MAST policy that is nothing more than a CHECKSIG over a key they

presumably control, then they don't need to do any complicated

grinding. The attacker in that scenario would just actually specify a

key they control and take the funds that way.

Where this presumably leads to an actual exploit is when you specify a

script that a curious counter-party actually takes the time to

investigate and believes to be secure. For example, a script that

requires a signature or pre-image revelation from that counter-party.

That would require grinding not a few bytes, but at minimum 20-33

bytes for either a HASH160 image or the counter-party's key.

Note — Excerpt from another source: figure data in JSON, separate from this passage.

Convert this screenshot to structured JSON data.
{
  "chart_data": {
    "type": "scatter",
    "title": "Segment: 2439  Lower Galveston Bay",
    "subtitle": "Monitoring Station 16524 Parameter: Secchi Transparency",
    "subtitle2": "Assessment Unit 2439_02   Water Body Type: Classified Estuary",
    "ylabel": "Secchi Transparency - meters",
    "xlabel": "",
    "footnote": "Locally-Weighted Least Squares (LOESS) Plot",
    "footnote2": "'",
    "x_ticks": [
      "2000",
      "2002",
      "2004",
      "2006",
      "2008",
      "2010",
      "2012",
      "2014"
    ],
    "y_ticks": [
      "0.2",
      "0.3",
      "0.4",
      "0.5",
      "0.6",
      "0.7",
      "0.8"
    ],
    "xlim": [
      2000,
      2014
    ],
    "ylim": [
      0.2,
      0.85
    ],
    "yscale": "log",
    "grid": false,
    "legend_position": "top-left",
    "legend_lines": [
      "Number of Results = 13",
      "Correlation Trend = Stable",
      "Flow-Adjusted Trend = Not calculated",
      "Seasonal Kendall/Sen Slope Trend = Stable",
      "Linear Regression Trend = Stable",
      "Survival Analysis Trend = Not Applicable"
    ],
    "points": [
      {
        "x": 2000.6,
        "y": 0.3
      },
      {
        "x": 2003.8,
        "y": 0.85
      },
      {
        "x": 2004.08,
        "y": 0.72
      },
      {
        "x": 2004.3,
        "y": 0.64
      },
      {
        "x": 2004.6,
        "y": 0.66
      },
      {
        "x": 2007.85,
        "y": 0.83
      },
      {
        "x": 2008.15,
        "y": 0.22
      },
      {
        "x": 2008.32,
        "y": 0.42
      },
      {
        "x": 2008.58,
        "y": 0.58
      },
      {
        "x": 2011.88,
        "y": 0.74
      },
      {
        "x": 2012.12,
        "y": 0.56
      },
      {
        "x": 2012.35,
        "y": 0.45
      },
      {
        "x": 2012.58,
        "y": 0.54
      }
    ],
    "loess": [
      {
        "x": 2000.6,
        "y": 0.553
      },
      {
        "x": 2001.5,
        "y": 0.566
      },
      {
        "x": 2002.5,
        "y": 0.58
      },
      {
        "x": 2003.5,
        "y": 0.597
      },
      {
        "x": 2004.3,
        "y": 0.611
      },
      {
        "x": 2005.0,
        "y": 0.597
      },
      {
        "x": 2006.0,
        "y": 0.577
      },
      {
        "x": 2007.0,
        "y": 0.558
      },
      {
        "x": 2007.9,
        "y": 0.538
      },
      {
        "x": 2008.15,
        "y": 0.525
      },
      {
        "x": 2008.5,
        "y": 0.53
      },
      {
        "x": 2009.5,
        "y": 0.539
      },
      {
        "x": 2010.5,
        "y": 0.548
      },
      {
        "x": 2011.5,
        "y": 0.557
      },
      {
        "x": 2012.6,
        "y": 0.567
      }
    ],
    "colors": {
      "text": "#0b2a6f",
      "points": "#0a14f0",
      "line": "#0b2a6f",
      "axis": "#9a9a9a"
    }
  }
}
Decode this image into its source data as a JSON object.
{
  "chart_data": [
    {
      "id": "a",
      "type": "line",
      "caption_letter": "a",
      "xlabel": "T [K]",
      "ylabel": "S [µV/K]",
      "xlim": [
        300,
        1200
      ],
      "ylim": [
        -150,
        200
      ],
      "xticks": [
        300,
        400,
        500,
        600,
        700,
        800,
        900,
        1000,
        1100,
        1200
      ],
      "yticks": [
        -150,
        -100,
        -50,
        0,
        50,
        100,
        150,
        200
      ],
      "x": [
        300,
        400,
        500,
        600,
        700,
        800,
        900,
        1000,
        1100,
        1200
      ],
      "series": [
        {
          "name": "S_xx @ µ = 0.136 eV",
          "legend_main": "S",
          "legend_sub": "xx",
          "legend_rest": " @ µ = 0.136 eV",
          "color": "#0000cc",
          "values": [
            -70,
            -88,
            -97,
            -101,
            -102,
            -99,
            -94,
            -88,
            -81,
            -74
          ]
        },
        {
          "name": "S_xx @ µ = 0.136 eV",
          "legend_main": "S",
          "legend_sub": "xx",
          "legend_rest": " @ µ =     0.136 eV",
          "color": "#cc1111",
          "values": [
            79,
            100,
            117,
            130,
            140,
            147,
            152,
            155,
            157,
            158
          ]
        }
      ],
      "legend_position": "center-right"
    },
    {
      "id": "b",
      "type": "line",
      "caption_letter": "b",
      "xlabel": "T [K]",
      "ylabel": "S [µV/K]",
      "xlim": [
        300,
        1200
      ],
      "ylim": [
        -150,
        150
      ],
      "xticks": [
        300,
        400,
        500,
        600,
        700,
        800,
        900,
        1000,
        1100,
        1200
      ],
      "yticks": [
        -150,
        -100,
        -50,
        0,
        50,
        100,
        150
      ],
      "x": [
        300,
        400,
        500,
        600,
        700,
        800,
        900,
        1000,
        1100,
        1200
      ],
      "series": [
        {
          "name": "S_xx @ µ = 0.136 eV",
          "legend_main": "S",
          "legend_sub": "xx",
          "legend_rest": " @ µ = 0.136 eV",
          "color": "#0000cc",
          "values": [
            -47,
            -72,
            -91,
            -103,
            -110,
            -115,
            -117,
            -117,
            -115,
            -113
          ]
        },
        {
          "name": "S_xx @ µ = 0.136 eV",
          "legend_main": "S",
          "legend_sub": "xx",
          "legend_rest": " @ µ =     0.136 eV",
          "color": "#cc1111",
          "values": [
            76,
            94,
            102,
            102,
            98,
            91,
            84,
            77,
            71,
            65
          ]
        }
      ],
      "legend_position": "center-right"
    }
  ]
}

If I understand the revised attack description correctly, then there

is a small window in which the attacker can create a script less than

55 bytes in length, where nearly all of the first 32 bytes are

selected by the attacker, yet nevertheless the script seems safe to

the counter-party. The smallest such script I was able to construct

was the following:

<fake-pubkey> CHECKSIGVERIFY HASH160 <preimage> EQUAL

This is 56 bytes and requires only 7 bits of grinding in the fake

pubkey. But 56 bytes is too large. Switching to secp256k1 serialized

32-byte pubkeys (in a script version upgrade, for example) would

reduce this to the necessary 55 bytes with 0 bits of grinding. A

smaller variant is possible:

DUP HASH160 <fake-pubkey-hash> EQUALVERIFY CHECKSIGVERIFY HASH160 <preimage> EQUAL

This is 46 bytes, but requires grinding 96 bits, which is a bit less

plausible.

Belts and suspenders are not so terrible together, however, and I

think there is enough of a justification here to look into modifying

the scheme to use a different IV for hash tree updates. This would

prevent even the above implausible attacks.

*Post by Mark Friedenbach via bitcoin-dev*I've been puzzling over your email since receiving it. I'm not sure it

is possible to perform the attack you describe with the tree structure

specified in the BIP. If I may rephrase your attack, I believe you are

Want: An innocuous script and a malign script for which

double-SHA256(innocuous)

is equal to either

fast-SHA256(double-SHA256(malign) || r) or

fast-SHA256(r || double-SHA256(malign))

or fast-SHA256(fast-SHA256(double-SHA256(malign) || r1) || r0)

or fast-SHA256(fast-SHA256(r1 || double-SHA256(malign)) || r0)

or ...

where r is a freely chosen 32-byte nonce. This would allow the

attacker to reveal the innocuous script before funds are sent to the

MAST, then use the malign script to spend.

Because of the double-SHA256 construction I do not see how this can be

accomplished without a full break of SHA256.

The particular scenario I'm imagining is a collision between

double-SHA256(innocuous)

and

fast-SHA256(fast-SHA256(fast-SHA256(double-SHA256(malign) || r2) || r1) || r0).

where innocuous is a Bitcoin Script that is between 32 and 55 bytes long.

Observe that when data is less than 55 bytes then double-SHA256(data) = fast-SHA256(fast-SHA256(padding-SHA256(data)) || 0x8000...100) (which is really the crux of the matter).

Therefore, to get our collision it suffices to find a collision between

padding-SHA256(innocuous)

and

fast-SHA256(double-SHA256(malign) || r2) || r1

r1 can freely be set to the second half of padding-SHA256(innocuous), so it suffices to find a collision between

fast-SHA256(double-SHA256(malign) || r2)

and the first half of padding-SHA256(innocuous) which is equal to the first 32 bytes of innocuous.

Imagine the first opcode of innocuous is the push of a value that the attacker claims to be his 33-byte public key.

So long as the attacker doesn't need to prove that they know the discrete log of this pubkey, they can grind r2 until the result of fast-SHA256(double-SHA256(malign) || r2) contains the correct first couple of bytes for the script header and the opcode for a 33-byte push. I believe that is only about 3 or 4 bytes of they need to grind out.